Evaluation of synthetic Birnessite utilization as a sorbent for cobalt and strontium removal from aqueous solution

• Prepared Birnessite has good sorptive behavior and thermal and chemical stability.
• Contaminants are removed as CoCl+ through chemical reaction and Sr2+ via H-bond.
• Empirical model was deduced to correlate the removal with time and temperature.
• Transient removal mechanism obey mechanistic double-diffusive-barrier model.
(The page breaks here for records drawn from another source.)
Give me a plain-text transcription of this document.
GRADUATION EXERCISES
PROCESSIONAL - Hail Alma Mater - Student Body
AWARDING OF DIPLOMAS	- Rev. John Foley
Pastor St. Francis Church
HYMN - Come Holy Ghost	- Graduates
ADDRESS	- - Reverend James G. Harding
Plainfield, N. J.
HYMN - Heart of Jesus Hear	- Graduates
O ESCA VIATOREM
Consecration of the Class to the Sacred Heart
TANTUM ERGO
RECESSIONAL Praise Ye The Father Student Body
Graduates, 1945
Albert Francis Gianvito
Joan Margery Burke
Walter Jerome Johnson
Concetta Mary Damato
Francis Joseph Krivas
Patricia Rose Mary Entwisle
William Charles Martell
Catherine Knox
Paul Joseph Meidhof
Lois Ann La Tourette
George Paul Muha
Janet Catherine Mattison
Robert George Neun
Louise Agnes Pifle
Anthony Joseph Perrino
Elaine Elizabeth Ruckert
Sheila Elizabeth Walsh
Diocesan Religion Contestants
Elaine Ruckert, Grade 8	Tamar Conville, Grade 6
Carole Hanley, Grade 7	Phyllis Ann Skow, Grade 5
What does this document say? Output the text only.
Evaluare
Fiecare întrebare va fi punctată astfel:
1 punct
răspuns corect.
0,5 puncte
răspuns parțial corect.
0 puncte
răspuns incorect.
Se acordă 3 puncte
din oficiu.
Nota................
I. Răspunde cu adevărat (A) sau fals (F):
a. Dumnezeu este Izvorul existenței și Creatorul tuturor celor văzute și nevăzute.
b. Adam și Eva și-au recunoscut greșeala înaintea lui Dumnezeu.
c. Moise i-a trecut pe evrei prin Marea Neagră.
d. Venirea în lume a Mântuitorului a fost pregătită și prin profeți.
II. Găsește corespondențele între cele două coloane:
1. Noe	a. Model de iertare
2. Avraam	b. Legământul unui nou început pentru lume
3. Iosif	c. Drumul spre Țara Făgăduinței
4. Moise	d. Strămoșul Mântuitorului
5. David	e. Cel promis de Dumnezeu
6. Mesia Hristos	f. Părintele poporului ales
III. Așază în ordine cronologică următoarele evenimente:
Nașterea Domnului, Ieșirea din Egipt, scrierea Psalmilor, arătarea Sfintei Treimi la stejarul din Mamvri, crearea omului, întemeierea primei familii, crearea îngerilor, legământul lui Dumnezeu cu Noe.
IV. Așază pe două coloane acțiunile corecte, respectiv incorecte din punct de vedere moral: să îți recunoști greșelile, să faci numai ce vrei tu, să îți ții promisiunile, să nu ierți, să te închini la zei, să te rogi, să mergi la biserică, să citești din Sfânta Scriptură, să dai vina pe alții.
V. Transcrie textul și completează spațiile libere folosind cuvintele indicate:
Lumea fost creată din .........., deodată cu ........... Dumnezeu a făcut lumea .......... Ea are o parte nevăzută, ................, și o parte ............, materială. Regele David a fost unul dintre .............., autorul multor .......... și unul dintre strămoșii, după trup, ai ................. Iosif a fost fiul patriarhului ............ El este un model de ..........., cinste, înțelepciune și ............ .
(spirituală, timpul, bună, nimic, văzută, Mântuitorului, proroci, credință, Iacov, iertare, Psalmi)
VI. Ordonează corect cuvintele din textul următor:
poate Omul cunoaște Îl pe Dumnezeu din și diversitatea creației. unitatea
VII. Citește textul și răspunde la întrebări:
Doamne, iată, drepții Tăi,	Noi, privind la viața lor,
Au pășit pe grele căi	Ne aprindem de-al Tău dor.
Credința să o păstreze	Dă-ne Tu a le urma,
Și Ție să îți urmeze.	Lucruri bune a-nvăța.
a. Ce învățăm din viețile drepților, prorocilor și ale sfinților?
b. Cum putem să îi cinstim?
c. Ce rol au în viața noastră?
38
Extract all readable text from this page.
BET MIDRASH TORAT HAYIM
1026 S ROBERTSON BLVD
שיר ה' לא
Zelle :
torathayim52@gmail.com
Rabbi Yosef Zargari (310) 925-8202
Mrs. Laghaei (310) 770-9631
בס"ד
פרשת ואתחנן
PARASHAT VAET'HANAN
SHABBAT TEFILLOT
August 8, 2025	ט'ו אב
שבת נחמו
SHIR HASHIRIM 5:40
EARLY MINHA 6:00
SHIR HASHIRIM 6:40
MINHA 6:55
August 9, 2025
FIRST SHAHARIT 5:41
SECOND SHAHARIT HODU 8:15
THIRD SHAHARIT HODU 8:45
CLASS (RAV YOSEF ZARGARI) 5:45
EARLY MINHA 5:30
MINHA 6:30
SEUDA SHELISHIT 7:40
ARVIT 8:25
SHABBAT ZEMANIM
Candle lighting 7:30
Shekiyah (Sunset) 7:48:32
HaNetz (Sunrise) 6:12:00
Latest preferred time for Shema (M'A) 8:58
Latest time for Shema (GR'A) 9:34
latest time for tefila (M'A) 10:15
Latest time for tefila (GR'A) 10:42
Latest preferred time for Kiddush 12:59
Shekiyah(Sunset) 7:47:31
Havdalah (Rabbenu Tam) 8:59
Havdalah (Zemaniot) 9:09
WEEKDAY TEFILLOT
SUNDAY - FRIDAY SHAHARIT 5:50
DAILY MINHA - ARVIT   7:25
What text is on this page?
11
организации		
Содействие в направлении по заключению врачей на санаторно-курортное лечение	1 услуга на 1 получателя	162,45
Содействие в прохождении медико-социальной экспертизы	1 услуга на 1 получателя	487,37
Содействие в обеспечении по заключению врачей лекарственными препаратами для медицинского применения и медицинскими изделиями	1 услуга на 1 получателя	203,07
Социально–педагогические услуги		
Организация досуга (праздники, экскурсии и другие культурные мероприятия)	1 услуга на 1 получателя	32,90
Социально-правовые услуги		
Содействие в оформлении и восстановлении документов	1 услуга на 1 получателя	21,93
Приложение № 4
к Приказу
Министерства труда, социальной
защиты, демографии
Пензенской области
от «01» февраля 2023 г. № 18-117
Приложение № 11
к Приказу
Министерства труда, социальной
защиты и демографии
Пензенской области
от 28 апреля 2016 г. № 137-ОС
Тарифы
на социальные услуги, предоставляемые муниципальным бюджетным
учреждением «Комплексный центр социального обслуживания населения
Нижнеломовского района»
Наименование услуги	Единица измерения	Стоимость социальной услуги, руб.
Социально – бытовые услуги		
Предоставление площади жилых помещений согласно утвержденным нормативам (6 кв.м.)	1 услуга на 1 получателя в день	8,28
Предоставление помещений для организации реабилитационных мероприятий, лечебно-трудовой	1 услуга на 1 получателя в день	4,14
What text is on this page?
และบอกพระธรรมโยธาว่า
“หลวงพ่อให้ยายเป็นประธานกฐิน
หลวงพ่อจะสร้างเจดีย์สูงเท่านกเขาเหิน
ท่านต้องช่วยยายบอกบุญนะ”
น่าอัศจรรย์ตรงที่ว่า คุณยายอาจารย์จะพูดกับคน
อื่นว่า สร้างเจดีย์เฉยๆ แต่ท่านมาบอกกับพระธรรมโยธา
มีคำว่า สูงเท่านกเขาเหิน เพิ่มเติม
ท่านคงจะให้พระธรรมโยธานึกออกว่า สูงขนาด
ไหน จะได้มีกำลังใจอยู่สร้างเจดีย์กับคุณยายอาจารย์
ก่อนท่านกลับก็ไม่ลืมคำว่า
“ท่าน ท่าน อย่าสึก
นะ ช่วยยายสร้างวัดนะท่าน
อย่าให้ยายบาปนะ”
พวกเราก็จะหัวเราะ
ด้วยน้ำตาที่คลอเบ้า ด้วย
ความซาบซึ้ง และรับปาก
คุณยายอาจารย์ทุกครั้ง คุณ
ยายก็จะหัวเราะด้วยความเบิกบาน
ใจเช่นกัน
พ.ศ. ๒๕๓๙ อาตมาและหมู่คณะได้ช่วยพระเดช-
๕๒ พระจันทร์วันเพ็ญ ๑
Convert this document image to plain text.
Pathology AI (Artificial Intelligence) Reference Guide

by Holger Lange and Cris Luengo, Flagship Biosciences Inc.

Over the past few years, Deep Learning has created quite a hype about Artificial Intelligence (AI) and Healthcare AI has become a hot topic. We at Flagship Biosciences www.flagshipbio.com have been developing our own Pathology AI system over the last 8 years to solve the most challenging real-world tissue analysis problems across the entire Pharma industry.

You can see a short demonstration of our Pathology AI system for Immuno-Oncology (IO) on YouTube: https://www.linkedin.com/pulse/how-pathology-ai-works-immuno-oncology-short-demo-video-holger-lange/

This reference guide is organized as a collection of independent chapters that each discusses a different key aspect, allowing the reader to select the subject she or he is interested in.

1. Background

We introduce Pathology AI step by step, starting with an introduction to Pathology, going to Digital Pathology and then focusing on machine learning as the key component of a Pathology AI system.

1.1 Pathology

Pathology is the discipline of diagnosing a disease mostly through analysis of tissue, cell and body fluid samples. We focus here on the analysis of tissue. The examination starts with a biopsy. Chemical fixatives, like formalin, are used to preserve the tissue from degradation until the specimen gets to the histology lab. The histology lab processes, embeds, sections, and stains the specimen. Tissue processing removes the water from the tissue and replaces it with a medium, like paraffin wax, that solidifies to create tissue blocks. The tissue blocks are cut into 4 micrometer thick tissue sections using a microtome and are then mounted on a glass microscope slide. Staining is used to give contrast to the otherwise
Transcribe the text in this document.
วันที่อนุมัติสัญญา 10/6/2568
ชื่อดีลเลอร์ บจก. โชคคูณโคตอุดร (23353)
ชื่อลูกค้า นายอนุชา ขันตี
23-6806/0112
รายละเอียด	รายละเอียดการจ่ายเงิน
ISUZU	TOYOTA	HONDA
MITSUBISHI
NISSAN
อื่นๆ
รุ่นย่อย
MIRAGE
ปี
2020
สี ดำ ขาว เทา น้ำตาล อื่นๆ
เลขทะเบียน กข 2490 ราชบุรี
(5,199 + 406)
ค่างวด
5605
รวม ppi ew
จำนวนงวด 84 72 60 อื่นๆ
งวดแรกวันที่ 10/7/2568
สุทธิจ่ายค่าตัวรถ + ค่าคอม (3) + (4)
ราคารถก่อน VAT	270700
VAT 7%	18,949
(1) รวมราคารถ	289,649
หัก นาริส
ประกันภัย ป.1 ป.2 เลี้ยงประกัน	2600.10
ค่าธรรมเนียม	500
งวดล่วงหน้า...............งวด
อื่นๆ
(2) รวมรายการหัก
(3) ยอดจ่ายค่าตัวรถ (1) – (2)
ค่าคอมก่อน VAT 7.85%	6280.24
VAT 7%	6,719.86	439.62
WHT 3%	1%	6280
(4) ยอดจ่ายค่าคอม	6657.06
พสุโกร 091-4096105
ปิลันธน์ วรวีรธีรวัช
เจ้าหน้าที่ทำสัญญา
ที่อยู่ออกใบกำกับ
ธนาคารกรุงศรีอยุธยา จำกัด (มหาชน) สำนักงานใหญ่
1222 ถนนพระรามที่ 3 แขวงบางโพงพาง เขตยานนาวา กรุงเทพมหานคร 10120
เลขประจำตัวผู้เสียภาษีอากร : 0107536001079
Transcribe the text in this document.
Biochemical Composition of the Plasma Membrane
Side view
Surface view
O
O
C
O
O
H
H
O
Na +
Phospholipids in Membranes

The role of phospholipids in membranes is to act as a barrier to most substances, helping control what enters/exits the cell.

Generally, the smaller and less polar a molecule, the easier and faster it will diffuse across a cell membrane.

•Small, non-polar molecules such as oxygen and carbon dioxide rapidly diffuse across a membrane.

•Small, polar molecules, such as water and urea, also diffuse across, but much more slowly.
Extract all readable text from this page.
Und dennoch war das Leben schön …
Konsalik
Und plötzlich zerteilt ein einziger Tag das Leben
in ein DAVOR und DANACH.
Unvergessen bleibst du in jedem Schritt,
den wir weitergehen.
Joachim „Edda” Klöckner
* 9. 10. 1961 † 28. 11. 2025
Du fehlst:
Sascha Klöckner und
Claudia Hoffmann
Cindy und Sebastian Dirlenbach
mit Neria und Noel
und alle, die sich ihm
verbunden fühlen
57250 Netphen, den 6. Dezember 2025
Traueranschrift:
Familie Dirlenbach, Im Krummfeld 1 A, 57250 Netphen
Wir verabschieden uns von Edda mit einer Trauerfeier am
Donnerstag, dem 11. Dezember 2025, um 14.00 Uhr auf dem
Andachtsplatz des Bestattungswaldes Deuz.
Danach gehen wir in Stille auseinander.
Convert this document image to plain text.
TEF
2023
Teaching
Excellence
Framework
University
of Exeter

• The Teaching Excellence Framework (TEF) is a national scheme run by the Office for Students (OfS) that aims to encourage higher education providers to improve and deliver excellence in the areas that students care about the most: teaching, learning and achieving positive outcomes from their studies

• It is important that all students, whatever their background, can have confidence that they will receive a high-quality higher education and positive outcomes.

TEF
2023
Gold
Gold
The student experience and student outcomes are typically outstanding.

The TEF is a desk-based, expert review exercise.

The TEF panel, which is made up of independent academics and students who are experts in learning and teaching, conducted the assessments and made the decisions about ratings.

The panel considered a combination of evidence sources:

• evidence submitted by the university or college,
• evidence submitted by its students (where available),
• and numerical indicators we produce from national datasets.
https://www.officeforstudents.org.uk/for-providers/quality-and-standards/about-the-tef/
Remediating aqueous solution contaminated by cobalt and strontium using synthetic Birnessite was investigated. Birnessite structure and chemical properties were evaluated; the material belongs to K-Birnessite family with alternate triclinic and hexagonal layers, where water molecules and potassium ions are interlaced between MnO layers. It is thermally stable and chemically very stable at slightly acidic conditions (pH = 5), and its stability under slightly acidic to alkaline conditions (5 = pH < 10) is higher than that of acidic media pH < 5. Equilibrium sorptive behavior was investigated by conducting batch experiments and modeling species distribution for these experiments to identify preliminary the geochemical suitability of Birnessite. The material remediates efficiently aqueous solutions (% uptake >90%) under acidic and slightly alkali conditions. The removal process is achieved by exchanging hydrogen ions in the interlayer hydroxyl group and CoCl+ or Sr2+ species. Transient removal investigations were carried out and cobalt removal was found faster than strontium. The reaction is spontaneous, endothermic and of increased disorder. The value of enthalpy change indicates that CoCl+ is bonded to Birnessite via chemical reaction, where Sr2+ is bonded via hydrogen bond in a double step reaction. Transient data analysis using rate models were used to deduce empirical equations for sorbed contaminants amounts as a function of contact time and ambient temperature. Transient removal mechanism was further investigated using double-diffusive-barrier model to identify the transport parameters through solid–liquid interface and bulk Birnessite particles. Reaction equilibrium isotherm follows Generalized Langmuir model and the sorbent has higher affinity to stabilize strontium.